Etwas schwieriger hingegen sind die vielen Perspektivwechsel: Kapitelweise wechselt die Erzählperspektive zwischen einigen Mitgliedern der Crows sowie dem Kioskbetreiber Nathan. Neben Oke und Zachy sind es vor allem Ida, Adil, Pat, Oskar und Mo, aus deren Blickwinkel die Geschichte weitererzählt wird. Die vielen kleinen Einblicke bleiben eher an der Oberfläche und lassen immer wieder Fragen offen. Junge Leser*innen gewichten diesen Aspekt jedoch vermutlich nicht so stark. Gelingt das Nachvollziehen der Perspektivwechsel, können die vielen verschiedenen Charaktere für Heranwachsende auch interessante Betrachtungen ermöglichen.
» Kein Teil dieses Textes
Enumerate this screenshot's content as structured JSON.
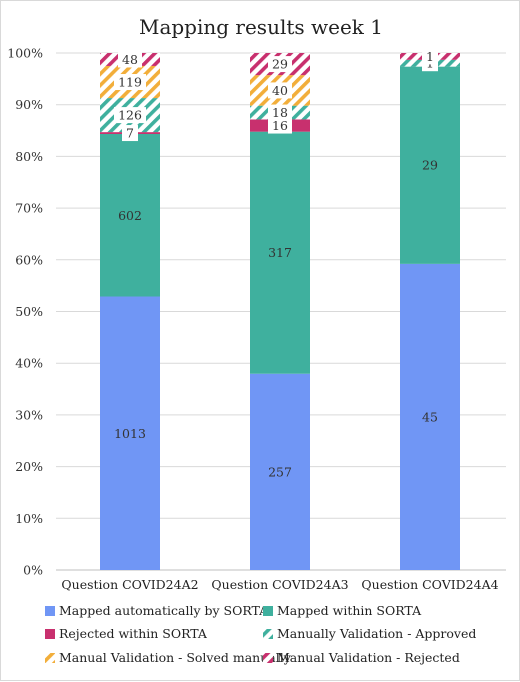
{
  "chart_data": {
    "type": "bar",
    "stacked": "percent",
    "title": "Mapping results week 1",
    "categories": [
      "Question COVID24A2",
      "Question COVID24A3",
      "Question COVID24A4"
    ],
    "y_ticks": [
      "0%",
      "10%",
      "20%",
      "30%",
      "40%",
      "50%",
      "60%",
      "70%",
      "80%",
      "90%",
      "100%"
    ],
    "ylim": [
      0,
      100
    ],
    "grid": true,
    "legend_position": "bottom",
    "series": [
      {
        "name": "Mapped automatically by SORTA",
        "values": [
          1013,
          257,
          45
        ],
        "color": "#7096f5",
        "pattern": "solid"
      },
      {
        "name": "Mapped within SORTA",
        "values": [
          602,
          317,
          29
        ],
        "color": "#3fb09e",
        "pattern": "solid"
      },
      {
        "name": "Rejected within SORTA",
        "values": [
          7,
          16,
          0
        ],
        "color": "#c8306e",
        "pattern": "solid"
      },
      {
        "name": "Manually Validation - Approved",
        "values": [
          126,
          18,
          1
        ],
        "color": "#3fb09e",
        "pattern": "hatch"
      },
      {
        "name": "Manual Validation - Solved manually",
        "values": [
          119,
          40,
          0
        ],
        "color": "#f2ae3a",
        "pattern": "hatch"
      },
      {
        "name": "Manual Validation - Rejected",
        "values": [
          48,
          29,
          1
        ],
        "color": "#c8306e",
        "pattern": "hatch"
      }
    ],
    "data_labels": [
      [
        "1013",
        "602",
        "7",
        "126",
        "119",
        "48"
      ],
      [
        "257",
        "317",
        "16",
        "18",
        "40",
        "29"
      ],
      [
        "45",
        "29",
        "",
        "1",
        "",
        "1"
      ]
    ]
  }
}
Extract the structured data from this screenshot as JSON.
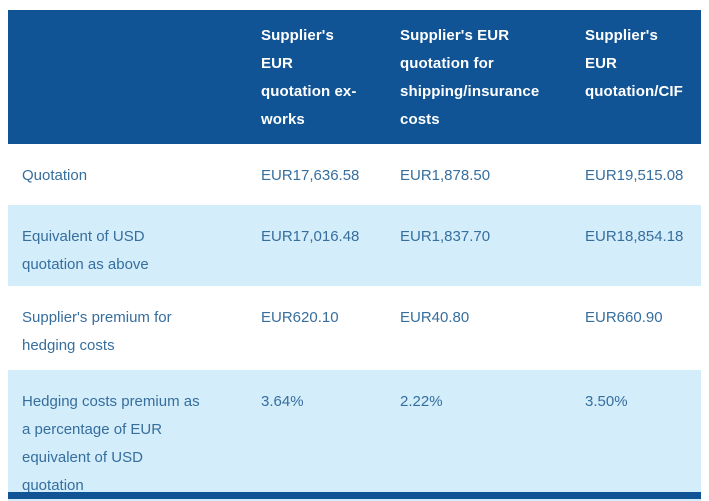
{
  "chart_data": {
    "type": "table",
    "columns": [
      "",
      "Supplier's EUR quotation ex-works",
      "Supplier's EUR quotation for shipping/insurance costs",
      "Supplier's EUR quotation/CIF"
    ],
    "rows": [
      {
        "label": "Quotation",
        "values": [
          "EUR17,636.58",
          "EUR1,878.50",
          "EUR19,515.08"
        ]
      },
      {
        "label": "Equivalent of USD quotation as above",
        "values": [
          "EUR17,016.48",
          "EUR1,837.70",
          "EUR18,854.18"
        ]
      },
      {
        "label": "Supplier's premium for hedging costs",
        "values": [
          "EUR620.10",
          "EUR40.80",
          "EUR660.90"
        ]
      },
      {
        "label": "Hedging costs premium as a percentage of EUR equivalent of USD quotation",
        "values": [
          "3.64%",
          "2.22%",
          "3.50%"
        ]
      }
    ]
  },
  "colors": {
    "header_bg": "#105496",
    "header_text": "#FFFFFF",
    "row_alt_bg": "#D3EDFA",
    "body_text": "#366E9E",
    "background": "#FFFFFF"
  }
}
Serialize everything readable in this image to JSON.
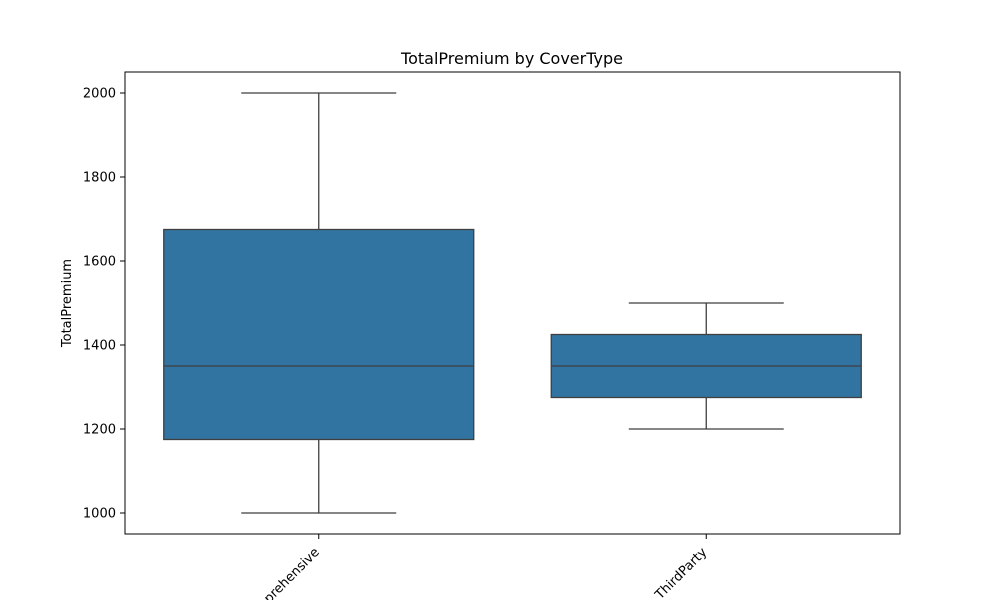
{
  "chart_data": {
    "type": "box",
    "title": "TotalPremium by CoverType",
    "xlabel": "",
    "ylabel": "TotalPremium",
    "ylim": [
      950,
      2050
    ],
    "yticks": [
      1000,
      1200,
      1400,
      1600,
      1800,
      2000
    ],
    "grid": false,
    "categories": [
      "Comprehensive",
      "ThirdParty"
    ],
    "boxes": [
      {
        "category": "Comprehensive",
        "whisker_low": 1000,
        "q1": 1175,
        "median": 1350,
        "q3": 1675,
        "whisker_high": 2000
      },
      {
        "category": "ThirdParty",
        "whisker_low": 1200,
        "q1": 1275,
        "median": 1350,
        "q3": 1425,
        "whisker_high": 1500
      }
    ],
    "colors": {
      "box_fill": "#3274a1",
      "line": "#3f3f3f",
      "axes": "#000000"
    }
  }
}
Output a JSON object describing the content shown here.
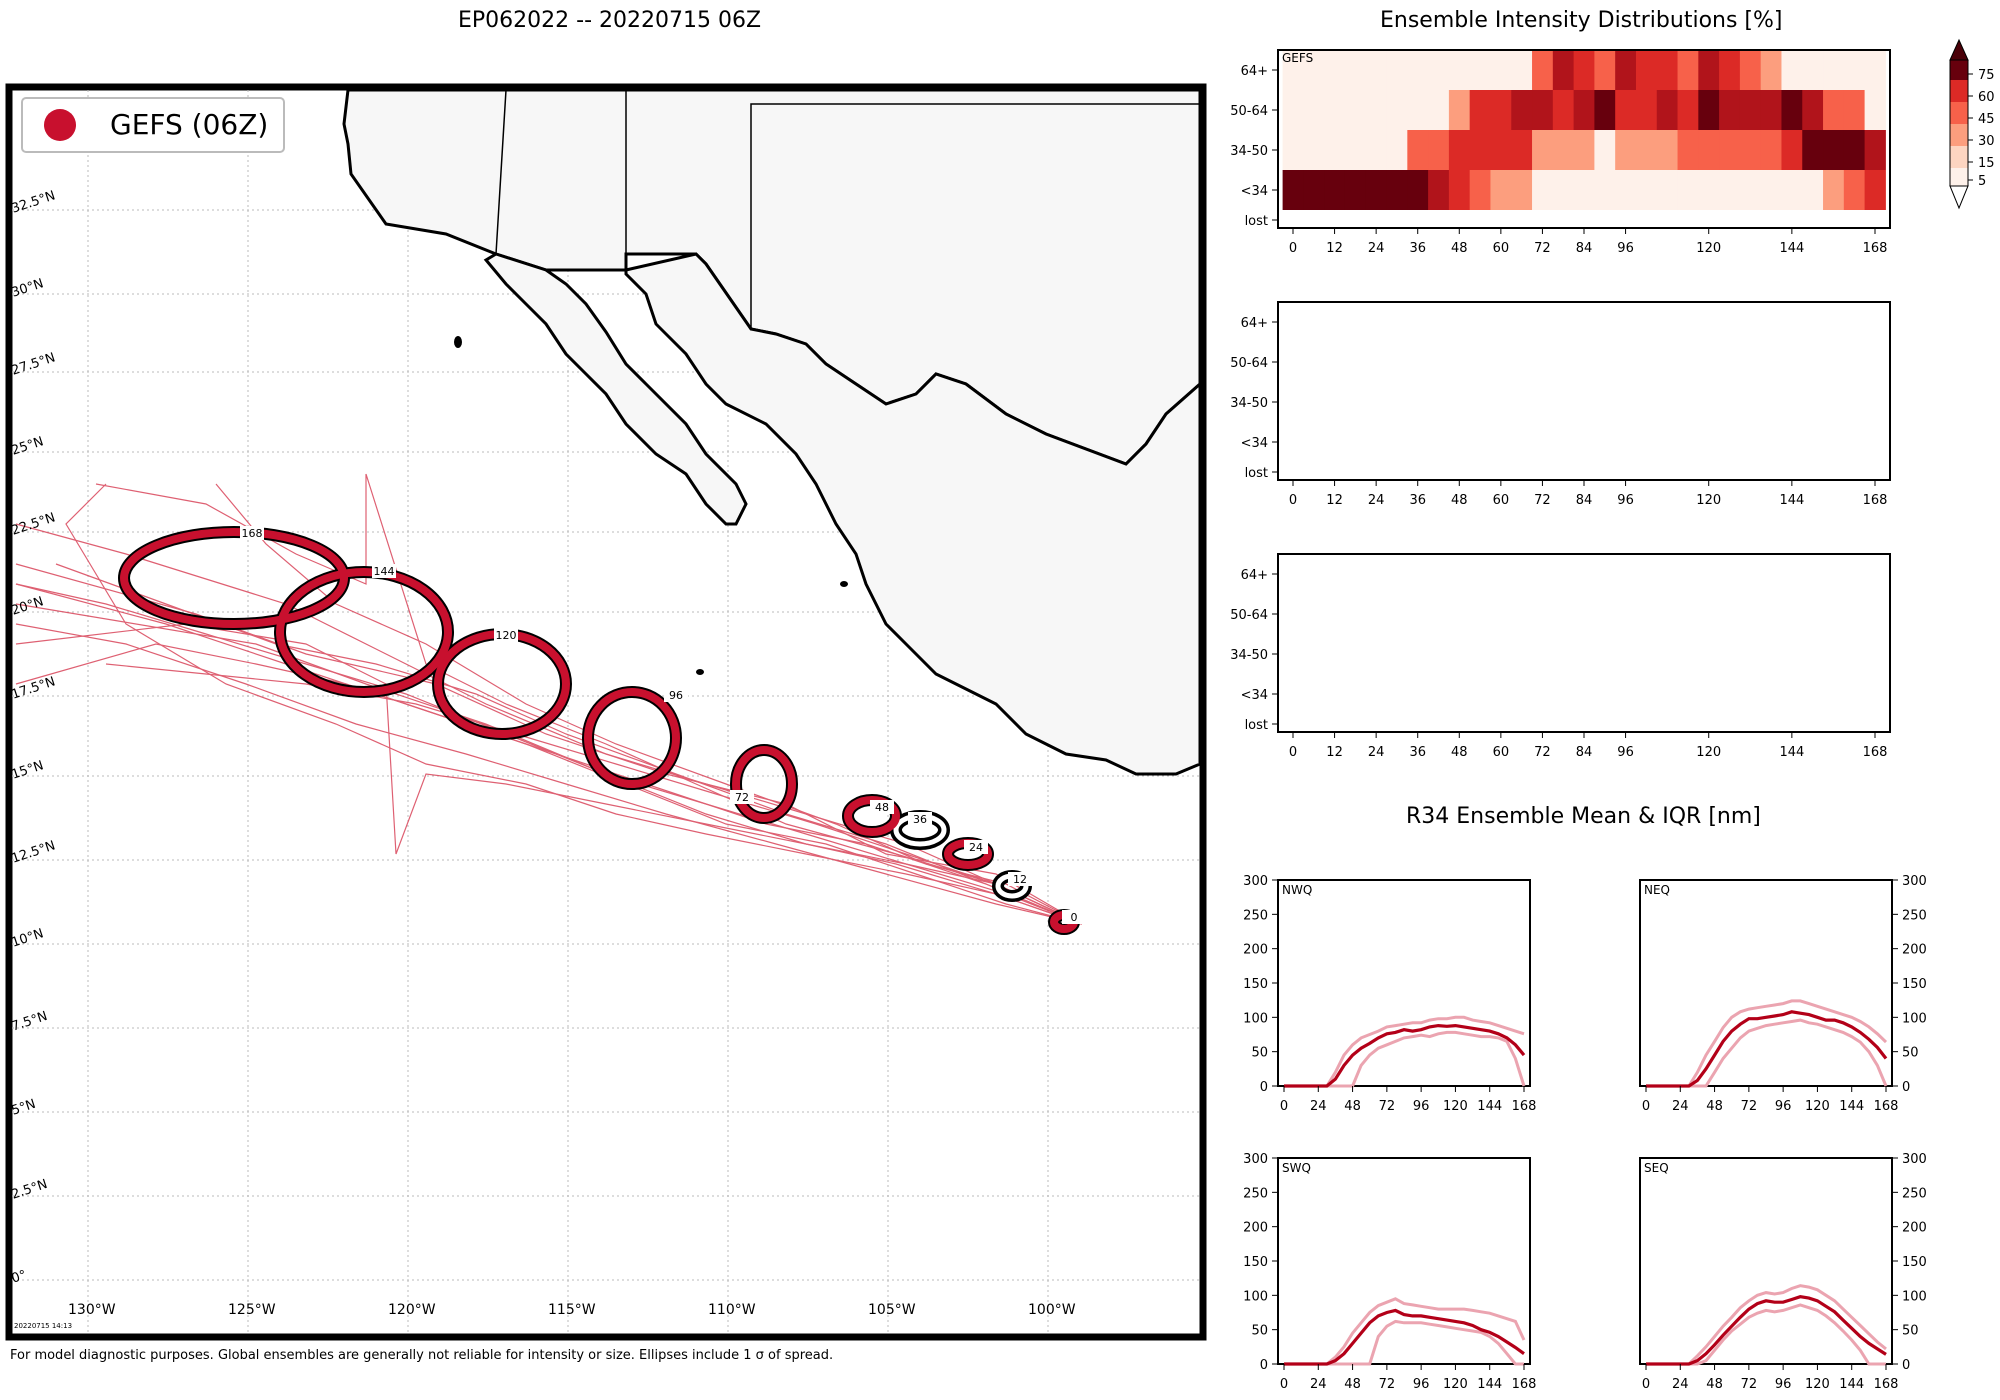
{
  "page_title": "EP062022 -- 20220715 06Z",
  "footnote": "For model diagnostic purposes. Global ensembles are generally not reliable for intensity or size. Ellipses include 1 σ of spread.",
  "map_stamp": "20220715 14:13",
  "map": {
    "legend_label": "GEFS (06Z)",
    "lon_labels": [
      "130°W",
      "125°W",
      "120°W",
      "115°W",
      "110°W",
      "105°W",
      "100°W"
    ],
    "lat_labels": [
      "0°",
      "2.5°N",
      "5°N",
      "7.5°N",
      "10°N",
      "12.5°N",
      "15°N",
      "17.5°N",
      "20°N",
      "22.5°N",
      "25°N",
      "27.5°N",
      "30°N",
      "32.5°N"
    ],
    "track_color": "#c8102e",
    "ellipse_labels": [
      "0",
      "12",
      "24",
      "36",
      "48",
      "72",
      "96",
      "120",
      "144",
      "168"
    ]
  },
  "intensity": {
    "title": "Ensemble Intensity Distributions [%]",
    "panel_label": "GEFS",
    "rows": [
      "64+",
      "50-64",
      "34-50",
      "<34",
      "lost"
    ],
    "xticks": [
      "0",
      "12",
      "24",
      "36",
      "48",
      "60",
      "72",
      "84",
      "96",
      "120",
      "144",
      "168"
    ],
    "colorbar_ticks": [
      "75",
      "60",
      "45",
      "30",
      "15",
      "5"
    ]
  },
  "r34": {
    "title": "R34 Ensemble Mean & IQR [nm]",
    "quadrants": [
      "NWQ",
      "NEQ",
      "SWQ",
      "SEQ"
    ],
    "yticks": [
      "0",
      "50",
      "100",
      "150",
      "200",
      "250",
      "300"
    ],
    "xticks": [
      "0",
      "24",
      "48",
      "72",
      "96",
      "120",
      "144",
      "168"
    ]
  },
  "chart_data": [
    {
      "type": "heatmap",
      "title": "Ensemble Intensity Distributions [%]",
      "model": "GEFS",
      "x": [
        0,
        6,
        12,
        18,
        24,
        30,
        36,
        42,
        48,
        54,
        60,
        66,
        72,
        78,
        84,
        90,
        96,
        102,
        108,
        114,
        120,
        126,
        132,
        138,
        144,
        150,
        156,
        162,
        168
      ],
      "rows": [
        "64+",
        "50-64",
        "34-50",
        "<34",
        "lost"
      ],
      "values": [
        [
          0,
          0,
          0,
          0,
          0,
          0,
          0,
          0,
          0,
          0,
          0,
          0,
          30,
          60,
          45,
          30,
          60,
          45,
          45,
          30,
          60,
          45,
          30,
          15,
          0,
          0,
          0,
          0,
          0
        ],
        [
          0,
          0,
          0,
          0,
          0,
          0,
          0,
          0,
          15,
          45,
          45,
          60,
          60,
          45,
          60,
          75,
          45,
          45,
          60,
          45,
          75,
          60,
          60,
          60,
          75,
          60,
          30,
          30,
          0
        ],
        [
          0,
          0,
          0,
          0,
          0,
          0,
          30,
          30,
          45,
          45,
          45,
          45,
          15,
          15,
          15,
          0,
          15,
          15,
          15,
          30,
          30,
          30,
          30,
          30,
          45,
          75,
          75,
          75,
          60
        ],
        [
          100,
          100,
          100,
          100,
          100,
          100,
          75,
          60,
          45,
          30,
          15,
          15,
          0,
          0,
          0,
          0,
          0,
          0,
          0,
          0,
          0,
          0,
          0,
          0,
          0,
          0,
          15,
          30,
          45
        ],
        [
          0,
          0,
          0,
          0,
          0,
          0,
          0,
          0,
          0,
          0,
          0,
          0,
          0,
          0,
          0,
          0,
          0,
          0,
          0,
          0,
          0,
          0,
          0,
          0,
          0,
          0,
          0,
          0,
          0
        ]
      ],
      "colorbar": [
        5,
        15,
        30,
        45,
        60,
        75
      ]
    },
    {
      "type": "line",
      "title": "NWQ",
      "x": [
        0,
        6,
        12,
        18,
        24,
        30,
        36,
        42,
        48,
        54,
        60,
        66,
        72,
        78,
        84,
        90,
        96,
        102,
        108,
        114,
        120,
        126,
        132,
        138,
        144,
        150,
        156,
        162,
        168
      ],
      "ylim": [
        0,
        300
      ],
      "series": [
        {
          "values": [
            0,
            0,
            0,
            0,
            0,
            0,
            10,
            30,
            45,
            55,
            62,
            70,
            76,
            78,
            82,
            80,
            82,
            86,
            88,
            87,
            88,
            86,
            84,
            82,
            80,
            76,
            70,
            60,
            45
          ]
        },
        {
          "values": [
            0,
            0,
            0,
            0,
            0,
            0,
            0,
            0,
            0,
            30,
            45,
            55,
            60,
            65,
            70,
            72,
            74,
            72,
            76,
            78,
            78,
            76,
            74,
            72,
            72,
            70,
            65,
            40,
            0
          ]
        },
        {
          "values": [
            0,
            0,
            0,
            0,
            0,
            0,
            20,
            45,
            60,
            70,
            75,
            80,
            86,
            88,
            90,
            92,
            92,
            96,
            98,
            98,
            100,
            100,
            96,
            94,
            92,
            88,
            84,
            80,
            76
          ]
        }
      ]
    },
    {
      "type": "line",
      "title": "NEQ",
      "x": [
        0,
        6,
        12,
        18,
        24,
        30,
        36,
        42,
        48,
        54,
        60,
        66,
        72,
        78,
        84,
        90,
        96,
        102,
        108,
        114,
        120,
        126,
        132,
        138,
        144,
        150,
        156,
        162,
        168
      ],
      "ylim": [
        0,
        300
      ],
      "series": [
        {
          "values": [
            0,
            0,
            0,
            0,
            0,
            0,
            8,
            25,
            45,
            65,
            80,
            90,
            98,
            98,
            100,
            102,
            104,
            108,
            106,
            104,
            100,
            96,
            96,
            92,
            86,
            78,
            68,
            56,
            40
          ]
        },
        {
          "values": [
            0,
            0,
            0,
            0,
            0,
            0,
            0,
            0,
            20,
            40,
            55,
            70,
            80,
            84,
            88,
            90,
            92,
            94,
            96,
            92,
            90,
            86,
            82,
            78,
            72,
            64,
            50,
            30,
            0
          ]
        },
        {
          "values": [
            0,
            0,
            0,
            0,
            0,
            0,
            20,
            45,
            65,
            85,
            100,
            108,
            112,
            114,
            116,
            118,
            120,
            124,
            124,
            120,
            116,
            112,
            108,
            104,
            100,
            94,
            86,
            76,
            64
          ]
        }
      ]
    },
    {
      "type": "line",
      "title": "SWQ",
      "x": [
        0,
        6,
        12,
        18,
        24,
        30,
        36,
        42,
        48,
        54,
        60,
        66,
        72,
        78,
        84,
        90,
        96,
        102,
        108,
        114,
        120,
        126,
        132,
        138,
        144,
        150,
        156,
        162,
        168
      ],
      "ylim": [
        0,
        300
      ],
      "series": [
        {
          "values": [
            0,
            0,
            0,
            0,
            0,
            0,
            5,
            15,
            30,
            45,
            60,
            70,
            75,
            78,
            72,
            70,
            70,
            68,
            66,
            64,
            62,
            60,
            56,
            50,
            46,
            40,
            32,
            24,
            15
          ]
        },
        {
          "values": [
            0,
            0,
            0,
            0,
            0,
            0,
            0,
            0,
            0,
            0,
            0,
            40,
            55,
            62,
            60,
            60,
            60,
            58,
            56,
            54,
            52,
            50,
            48,
            46,
            40,
            30,
            15,
            0,
            0
          ]
        },
        {
          "values": [
            0,
            0,
            0,
            0,
            0,
            0,
            10,
            25,
            45,
            60,
            75,
            85,
            90,
            95,
            88,
            86,
            84,
            82,
            80,
            80,
            80,
            80,
            78,
            76,
            74,
            70,
            66,
            62,
            35
          ]
        }
      ]
    },
    {
      "type": "line",
      "title": "SEQ",
      "x": [
        0,
        6,
        12,
        18,
        24,
        30,
        36,
        42,
        48,
        54,
        60,
        66,
        72,
        78,
        84,
        90,
        96,
        102,
        108,
        114,
        120,
        126,
        132,
        138,
        144,
        150,
        156,
        162,
        168
      ],
      "ylim": [
        0,
        300
      ],
      "series": [
        {
          "values": [
            0,
            0,
            0,
            0,
            0,
            0,
            5,
            15,
            28,
            42,
            55,
            68,
            80,
            88,
            92,
            90,
            90,
            94,
            98,
            96,
            92,
            84,
            76,
            64,
            52,
            40,
            30,
            22,
            14
          ]
        },
        {
          "values": [
            0,
            0,
            0,
            0,
            0,
            0,
            0,
            5,
            20,
            35,
            48,
            58,
            68,
            74,
            78,
            76,
            78,
            82,
            86,
            82,
            78,
            70,
            60,
            48,
            35,
            20,
            0,
            0,
            0
          ]
        },
        {
          "values": [
            0,
            0,
            0,
            0,
            0,
            0,
            12,
            25,
            40,
            55,
            68,
            82,
            92,
            100,
            104,
            102,
            104,
            110,
            114,
            112,
            108,
            100,
            92,
            80,
            68,
            56,
            44,
            32,
            22
          ]
        }
      ]
    }
  ]
}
Die anderen Mitglieder Sam, Luke, Tom und Minh werden nur am Rande am Anfang der Geschichte erwähnt. Wieso diese Charaktere eingeführt werden, erschließt sich im Laufe der Geschichte nicht. Insgesamt wirkt die Gruppierung der Jugendlichen eher lose, der versprochene Zusammenhalt oberflächlich und es scheint, als würden sich die Mitglieder der Crows in Wirklichkeit kaum kennen. Dies zeigt sich auch durch die Geheimnisse der Einzelnen, die Sticheleien untereinander und das Konkurrenzdenken bezüglich der Einnahmen. 


Sprache und Stil des Romans sind auch für leseschwache Jugendliche geeignet. Lediglich die Jugendsprache in den direkten Reden wirkt zum Teil etwas konstruiert. Dennoch entsteht ein guter Lesefluss, der durch den überzeugenden Spannungsbogen und die kurzen Kapitel getragen wird.


Insgesamt ist Pakt der Krähen ein spannender Coming-of-Age-Roman, der viele interessante Themen und Perspektiven für junge Leser*innen bereithält.


Paket der Krähen eignet sich mit dem geringen Umfang und den vielen Identifikationsfiguren auch als Klassenlektüre. Die Geschichte bietet viele moralische Fragen, die im Klassenverband besprochen werden können. Gesellschaftskritische Aspekte wie die geplante Sanierung und Aufwertung des Kobergs durch Investoren, die ein Umzug der Bewohner*innen mit sich bringen soll, könnten diskutiert werden. Das offene Ende lässt zudem Schüler*innen die Möglichkeit, Vermutungen anzustellen, wie es mit den Crows weitergehen könnte und empfiehlt sich somit für verschiedene kreative und handlungsorientierte Formate. Auch die Thematik der Gruppenbildung und -dynamik kann mit den Heranwachsenden behandelt werden, schließlich ist dies ein wichtiges Thema aus dem Alltag der Jugendlichen und an Schulen durch Cliquen etc. ein relevanter Aspekt.